My nod is soundless, eyes wide, almost daring not to breathe.
“It’s the glow, darlin’,” Patty chuckles. “I’ve been around a long line of pregnant ladies in my years and I can see it from a mile away. Your skin is bright; your hair is shiny. Expectant mothers just glow.”
Tears prick at my lashes. Patty puts her hands on my shoulders and looks me dead in the eye now.
“This world is complicated and messy sometimes,” she says seriously. “People have agendas, they play politics. They mess with each other to be cruel, or to get ahead. But those boys have been honest with you. They were honest with that Heather. And due to no fault of her own, she lost the men she loved. Sometimes things don’t work out. But that’s just life, and you have to live your best one. Yours, not hers.”
But that can’t be true. This is my business. This is how I’ll be treated if I can’t produce.
“I don’t agree,” come my slow words. “This is everything to me.”
Patty looks at me closely then, weighing her words carefully now.
“Honey, I never wanted to say this, but you’re not turning out to be very smart.”
At that, I jump in my seat, literally jerking backwards until my head bumps the wall painfully.
“What?” I gasp, eyes wide, whirling on my grandma. “What?” Nana’s never called me names before.
“Just sayin’,” she shrugs her thin shoulders. “I thought you were different from Marsha, but you’re not showing any promise.”
“What?” my voice almost screeches now. “What are you talking about?” It’s a nightmare to be compared to my mother.

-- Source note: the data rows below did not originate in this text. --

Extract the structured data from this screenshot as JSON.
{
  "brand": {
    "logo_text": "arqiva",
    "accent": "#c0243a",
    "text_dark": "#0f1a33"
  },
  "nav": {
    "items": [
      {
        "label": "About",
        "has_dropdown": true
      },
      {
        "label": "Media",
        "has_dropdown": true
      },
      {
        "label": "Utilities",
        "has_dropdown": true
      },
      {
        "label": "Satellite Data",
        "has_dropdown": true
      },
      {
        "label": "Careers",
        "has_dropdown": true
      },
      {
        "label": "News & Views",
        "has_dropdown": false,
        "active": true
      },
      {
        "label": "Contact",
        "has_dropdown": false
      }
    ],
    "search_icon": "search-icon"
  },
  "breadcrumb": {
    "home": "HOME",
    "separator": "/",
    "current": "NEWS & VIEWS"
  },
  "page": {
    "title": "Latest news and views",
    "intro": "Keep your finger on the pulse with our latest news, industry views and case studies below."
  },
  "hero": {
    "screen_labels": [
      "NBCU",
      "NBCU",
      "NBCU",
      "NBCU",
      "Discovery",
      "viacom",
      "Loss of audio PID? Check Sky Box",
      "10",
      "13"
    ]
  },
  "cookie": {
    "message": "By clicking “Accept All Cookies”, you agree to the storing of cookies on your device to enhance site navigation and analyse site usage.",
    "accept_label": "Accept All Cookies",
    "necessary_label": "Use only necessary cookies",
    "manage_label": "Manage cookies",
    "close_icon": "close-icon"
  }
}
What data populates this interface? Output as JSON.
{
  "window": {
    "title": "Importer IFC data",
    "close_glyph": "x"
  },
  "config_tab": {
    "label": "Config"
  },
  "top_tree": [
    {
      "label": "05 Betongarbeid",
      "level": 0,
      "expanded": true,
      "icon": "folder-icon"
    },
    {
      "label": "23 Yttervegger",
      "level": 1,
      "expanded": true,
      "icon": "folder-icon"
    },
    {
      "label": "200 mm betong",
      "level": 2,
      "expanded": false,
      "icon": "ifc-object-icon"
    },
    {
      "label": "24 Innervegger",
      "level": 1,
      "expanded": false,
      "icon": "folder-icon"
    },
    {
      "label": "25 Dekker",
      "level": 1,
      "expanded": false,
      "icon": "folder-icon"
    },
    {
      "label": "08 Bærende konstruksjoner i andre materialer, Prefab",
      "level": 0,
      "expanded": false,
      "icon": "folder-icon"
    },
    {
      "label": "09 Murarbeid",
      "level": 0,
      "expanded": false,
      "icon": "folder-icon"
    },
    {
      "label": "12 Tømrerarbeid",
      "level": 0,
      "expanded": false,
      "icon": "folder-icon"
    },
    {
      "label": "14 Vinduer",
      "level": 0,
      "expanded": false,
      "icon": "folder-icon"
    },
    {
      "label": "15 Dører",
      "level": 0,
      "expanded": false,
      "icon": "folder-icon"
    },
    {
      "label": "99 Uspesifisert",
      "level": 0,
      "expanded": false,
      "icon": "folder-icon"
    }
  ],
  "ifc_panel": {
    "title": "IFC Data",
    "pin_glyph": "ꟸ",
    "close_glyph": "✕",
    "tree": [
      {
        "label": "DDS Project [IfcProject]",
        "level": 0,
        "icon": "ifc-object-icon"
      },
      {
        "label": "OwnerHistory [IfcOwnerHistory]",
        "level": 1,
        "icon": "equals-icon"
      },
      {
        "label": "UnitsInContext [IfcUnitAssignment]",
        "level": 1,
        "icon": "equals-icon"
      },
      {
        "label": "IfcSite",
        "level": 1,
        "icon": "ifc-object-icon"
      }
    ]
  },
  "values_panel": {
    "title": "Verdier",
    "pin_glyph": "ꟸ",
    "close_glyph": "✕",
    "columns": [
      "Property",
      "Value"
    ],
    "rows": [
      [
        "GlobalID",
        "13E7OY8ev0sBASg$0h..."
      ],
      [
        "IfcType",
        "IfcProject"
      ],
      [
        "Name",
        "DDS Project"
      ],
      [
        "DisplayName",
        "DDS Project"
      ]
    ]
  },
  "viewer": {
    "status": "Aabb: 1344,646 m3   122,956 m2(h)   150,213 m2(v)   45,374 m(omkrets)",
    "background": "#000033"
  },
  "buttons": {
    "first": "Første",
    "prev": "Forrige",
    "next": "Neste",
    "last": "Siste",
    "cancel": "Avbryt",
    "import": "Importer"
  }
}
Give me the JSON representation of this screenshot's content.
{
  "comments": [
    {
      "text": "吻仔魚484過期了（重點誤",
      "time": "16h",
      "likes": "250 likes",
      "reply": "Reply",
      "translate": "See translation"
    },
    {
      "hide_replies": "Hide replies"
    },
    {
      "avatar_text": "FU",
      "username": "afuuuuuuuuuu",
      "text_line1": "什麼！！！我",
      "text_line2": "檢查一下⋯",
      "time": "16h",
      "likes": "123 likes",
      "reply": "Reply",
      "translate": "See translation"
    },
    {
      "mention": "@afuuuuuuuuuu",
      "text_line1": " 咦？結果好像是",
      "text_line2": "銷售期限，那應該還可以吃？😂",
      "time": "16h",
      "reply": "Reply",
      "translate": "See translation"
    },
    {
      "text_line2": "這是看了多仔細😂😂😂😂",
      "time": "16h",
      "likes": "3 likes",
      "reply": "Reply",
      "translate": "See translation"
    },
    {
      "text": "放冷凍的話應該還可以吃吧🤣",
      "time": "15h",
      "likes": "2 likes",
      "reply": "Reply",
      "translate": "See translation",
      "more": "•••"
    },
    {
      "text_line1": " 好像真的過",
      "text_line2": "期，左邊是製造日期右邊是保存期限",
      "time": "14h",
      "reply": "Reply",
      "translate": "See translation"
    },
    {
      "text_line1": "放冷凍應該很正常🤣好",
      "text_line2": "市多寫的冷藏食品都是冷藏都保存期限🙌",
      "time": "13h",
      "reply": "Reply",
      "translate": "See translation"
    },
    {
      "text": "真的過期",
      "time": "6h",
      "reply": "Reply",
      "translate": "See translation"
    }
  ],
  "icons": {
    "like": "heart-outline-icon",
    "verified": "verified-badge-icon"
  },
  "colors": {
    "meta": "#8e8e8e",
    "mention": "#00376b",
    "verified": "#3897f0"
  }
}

“Haven’t you heard of leaving the past in the past?” Patty says forcefully now. “Move on! This woman is in their past. If I had a dime for every ex your grandfather had, I’d be a millionaire.”
I bite my lip. Of course. I shouldn’t be digging in my lovers’ romantic history, but still.
“Okay,” I say tightly. “Okay, I’ll try to put it behind me.”
“That’s right,” says Patty, nodding her head with approval. “You can’t help Heather anymore. And she shouldn’t be your business.”
Man, that’s an honest way of putting it. Slowly, I nod my head once. But Patty’s not done yet.
“Besides, you seem to be using them as well,” she tosses out casually, cocking her head once more. “You know, using goes both ways honey.”
I bolt up straight once more.
“What?” the shocked gasp escapes my lips. “What in the world? Of course I’m not using them!” comes my outraged sputter.
Because has Patty gone insane? What’s with these accusations and finger-pointing? I came to her house looking for comfort, not to be hurled into the fire.
But Nana continues.
“You’re using them too, honey,” she says calmly. “And you and I both know it.”
That’s not true.
“How am I using them?” I demand, hands balled on my hips. “How am I, a teen girl, using seven men? That’s preposterous,” is my vehement statement.
But Nana shakes her head wisely again.
“Marsha told me how you dropped out of college. She told me how you want a baby, even though you’re eighteen. She told me how you want to be a cook on TV, with a line of cookbooks to your name.”
I stare at my grandma.
“Well yes,” I say. “My ambitions are different from what my parents want for me. But that doesn’t mean I’m using the Morgans! It’s totally separate, a completely different issue. What does that have to do with anything?”
Nana looks at me closely once again, her gaze searching before shaking her head.